You say you take things seriously most of the time. Thing is, most people take
things seriously too, and you need to figure out what they are.

To have friends is to give friendship.

And to give friendship is to pay attention to what things people take
seriously.

And to walk in their shoes a bit, climb into their skin, feel what they feel
when they feel what they feel.

Seriously, it's near impossible for your friends to walk away from you if you
take the things they take seriously as seriously as they feel they should.

------
lovelearning
It happens a lot to me too.

What I have noticed is that those friends whom I meet in person regularly have
stayed friends, while those whom I interact with mostly online (due to
distance or schedule) have drifted away over time.

Personally, I'm not too troubled by it. I don't think it should trouble you
either - after all the other person too has lost a friend in you. But if it
does, then I suggest meeting them in person if most of your interactions are
currently online.

------
GmeSalazar
It happens to me as well. As ky3 puts it, most people take things seriously
too. Problem is, perhaps what they do take seriously is not what you do. Try
to get along with people that share tastes with you (not limiting yourself to
them, of course). Common interests are key to social relationships; they seem
to be the glue that holds people together.

------
olegious
Have you thought about reaching out to them and asking what happened?

------
wallflower
This may or may not help. I read this recently and am thinking about it a lot.

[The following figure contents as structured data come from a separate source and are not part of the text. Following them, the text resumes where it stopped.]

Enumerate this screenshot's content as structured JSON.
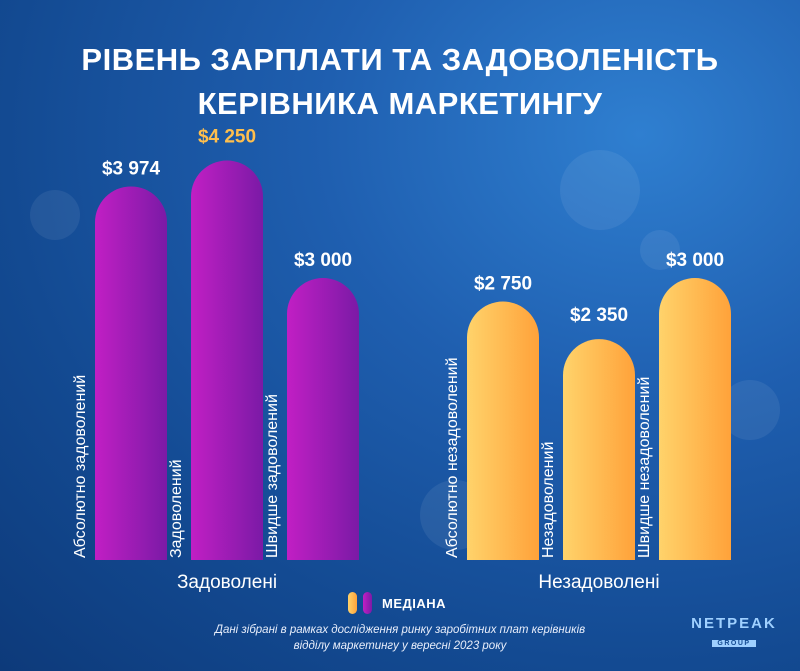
{
  "title_lines": [
    "РІВЕНЬ ЗАРПЛАТИ ТА ЗАДОВОЛЕНІСТЬ",
    "КЕРІВНИКА МАРКЕТИНГУ"
  ],
  "legend_label": "МЕДІАНА",
  "footnote_lines": [
    "Дані зібрані в рамках дослідження ринку заробітних плат керівників",
    "відділу маркетингу у вересні 2023 року"
  ],
  "logo": {
    "main": "NETPEAK",
    "sub": "GROUP"
  },
  "colors": {
    "purple_light": "#c11fc4",
    "purple_dark": "#7b1aa6",
    "orange_light": "#ffd36b",
    "orange_dark": "#ffa23a",
    "highlight_label": "#ffbf4d"
  },
  "chart_data": {
    "type": "bar",
    "ylim": [
      0,
      5000
    ],
    "grid": false,
    "groups": [
      {
        "name": "Задоволені",
        "color": "purple",
        "bars": [
          {
            "category": "Абсолютно задоволений",
            "value": 3974,
            "label": "$3 974"
          },
          {
            "category": "Задоволений",
            "value": 4250,
            "label": "$4 250",
            "highlight": true
          },
          {
            "category": "Швидше задоволений",
            "value": 3000,
            "label": "$3 000"
          }
        ]
      },
      {
        "name": "Незадоволені",
        "color": "orange",
        "bars": [
          {
            "category": "Абсолютно незадоволений",
            "value": 2750,
            "label": "$2 750"
          },
          {
            "category": "Незадоволений",
            "value": 2350,
            "label": "$2 350"
          },
          {
            "category": "Швидше незадоволений",
            "value": 3000,
            "label": "$3 000"
          }
        ]
      }
    ]
  }
}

[http://therumpus.net/2014/12/the-sunday-rumpus-essay-get-
rej...](http://therumpus.net/2014/12/the-sunday-rumpus-essay-get-rejected/)

------
mc_hammer
working out; if your not healthy your body and mind will spend energy on
fixing urself when really your mind should be focused on enjoying your life
and feeling good, and the body strong and comfortable in any situation.

------
percept
What do you really want?